Eine Fahne zur Kreisreform steht am 02.06.2016 vor dem Landtag in Potsdam (Brandenburg).
Eine Fahne zur Kreisreform steht am 02.06.2016 vor dem Landtag in Potsdam (Brandenburg). FOTO: Bernd Settnik / dpa
Potsdam. Der Landkreistag und der Städte- und Gemeindebund lehnen die geplante Kreisgebietsreform in Brandenburg vehement ab. «Die Reformziele sind richtig, aber der vorliegende Gesetzentwurf ist nicht geeignet, diese Ziele zu erreichen», erklärt der Vorsitzende des Landkreistags, Wolfgang Blasig (SPD), am Donnerstag bei einer Anhörung im Innenausschuss des Landtags.
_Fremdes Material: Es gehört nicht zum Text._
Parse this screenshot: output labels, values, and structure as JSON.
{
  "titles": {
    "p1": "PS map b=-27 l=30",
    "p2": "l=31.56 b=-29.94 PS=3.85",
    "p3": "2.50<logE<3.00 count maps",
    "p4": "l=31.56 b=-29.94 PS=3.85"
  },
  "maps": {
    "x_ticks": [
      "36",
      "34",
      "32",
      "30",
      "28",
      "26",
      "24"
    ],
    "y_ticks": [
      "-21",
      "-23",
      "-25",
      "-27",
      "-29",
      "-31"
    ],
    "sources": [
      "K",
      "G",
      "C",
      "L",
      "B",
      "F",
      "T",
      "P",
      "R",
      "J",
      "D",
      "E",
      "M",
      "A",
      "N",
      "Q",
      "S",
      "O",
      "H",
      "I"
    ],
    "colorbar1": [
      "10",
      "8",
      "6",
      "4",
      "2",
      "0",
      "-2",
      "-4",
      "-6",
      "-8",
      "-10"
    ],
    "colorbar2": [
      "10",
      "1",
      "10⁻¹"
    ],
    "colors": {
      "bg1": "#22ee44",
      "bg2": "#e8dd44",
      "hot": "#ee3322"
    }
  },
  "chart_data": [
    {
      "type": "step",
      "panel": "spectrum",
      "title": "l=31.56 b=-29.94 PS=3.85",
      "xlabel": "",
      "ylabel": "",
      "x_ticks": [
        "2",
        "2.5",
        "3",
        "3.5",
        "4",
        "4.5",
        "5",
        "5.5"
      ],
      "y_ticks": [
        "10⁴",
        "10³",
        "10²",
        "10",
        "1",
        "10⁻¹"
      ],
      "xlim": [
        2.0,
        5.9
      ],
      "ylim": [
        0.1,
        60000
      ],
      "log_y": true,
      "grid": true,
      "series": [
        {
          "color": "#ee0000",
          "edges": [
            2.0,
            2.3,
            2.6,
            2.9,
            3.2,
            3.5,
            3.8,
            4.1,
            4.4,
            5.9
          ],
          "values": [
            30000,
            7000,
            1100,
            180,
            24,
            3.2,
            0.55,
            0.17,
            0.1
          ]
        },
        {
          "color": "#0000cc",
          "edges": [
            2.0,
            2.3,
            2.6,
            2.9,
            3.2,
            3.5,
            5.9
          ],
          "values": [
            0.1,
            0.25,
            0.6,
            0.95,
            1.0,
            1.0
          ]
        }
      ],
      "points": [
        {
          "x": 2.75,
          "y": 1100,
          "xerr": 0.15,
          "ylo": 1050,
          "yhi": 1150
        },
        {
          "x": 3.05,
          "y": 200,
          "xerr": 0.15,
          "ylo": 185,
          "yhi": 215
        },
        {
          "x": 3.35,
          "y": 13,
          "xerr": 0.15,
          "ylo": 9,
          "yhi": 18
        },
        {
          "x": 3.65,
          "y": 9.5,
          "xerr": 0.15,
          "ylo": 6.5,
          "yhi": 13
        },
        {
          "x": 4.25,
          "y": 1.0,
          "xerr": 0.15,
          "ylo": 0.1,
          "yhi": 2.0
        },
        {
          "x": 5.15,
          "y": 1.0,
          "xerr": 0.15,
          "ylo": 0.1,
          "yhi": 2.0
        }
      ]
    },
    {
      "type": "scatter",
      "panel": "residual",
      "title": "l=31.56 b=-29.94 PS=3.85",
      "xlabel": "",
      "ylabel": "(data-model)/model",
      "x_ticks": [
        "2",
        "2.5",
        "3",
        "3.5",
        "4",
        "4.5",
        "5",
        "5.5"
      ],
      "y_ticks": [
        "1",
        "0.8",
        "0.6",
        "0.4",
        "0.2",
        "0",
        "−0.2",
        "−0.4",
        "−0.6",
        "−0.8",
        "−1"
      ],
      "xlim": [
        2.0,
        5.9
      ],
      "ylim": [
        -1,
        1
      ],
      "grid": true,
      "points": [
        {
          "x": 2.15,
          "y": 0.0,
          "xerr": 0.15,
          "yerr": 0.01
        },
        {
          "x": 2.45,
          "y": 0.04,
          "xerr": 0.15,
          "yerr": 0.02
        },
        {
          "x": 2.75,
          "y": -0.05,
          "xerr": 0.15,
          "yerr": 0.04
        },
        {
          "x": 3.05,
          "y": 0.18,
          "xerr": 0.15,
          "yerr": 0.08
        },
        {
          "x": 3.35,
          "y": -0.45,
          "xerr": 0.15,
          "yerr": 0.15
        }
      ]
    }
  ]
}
Die Fusion von Landkreisen und kreisfreien Städten werde die Verwaltungen über Jahre beschäftigen, warnte Blasig. Besser wäre es, eine Zusammenarbeit der bestehenden Kommunen «mit liebevollem Druck» zu organisieren, statt durch riesige Landkreise neue Probleme zu schaffen.

Der Präsident des Städte- und Gemeindebunds, Jann Jakobs (SPD), erklärte, der einst prognostizierte Bevölkerungsrückgang sei als Begründung für die Kreisgebietsreform obsolet geworden. «Vielmehr wächst die Bevölkerungszahl durch Geburtenüberschuss und Zuzug im ganzen Land», sagte der Potsdamer Oberbürgermeister. Wenn die hoch verschuldeten kreisfreien Städte von umliegenden Landkreisen aufgenommen werden müssten, werde nichts gewonnen. Denn dann müssten diese Landkreise die hohen Soziallasten der großen Städte übernehmen. «Ich möchte Sie inständig bitten, dieses Gesetz nicht weiter zu verfolgen», appellierte Jakobs an die Abgeordneten.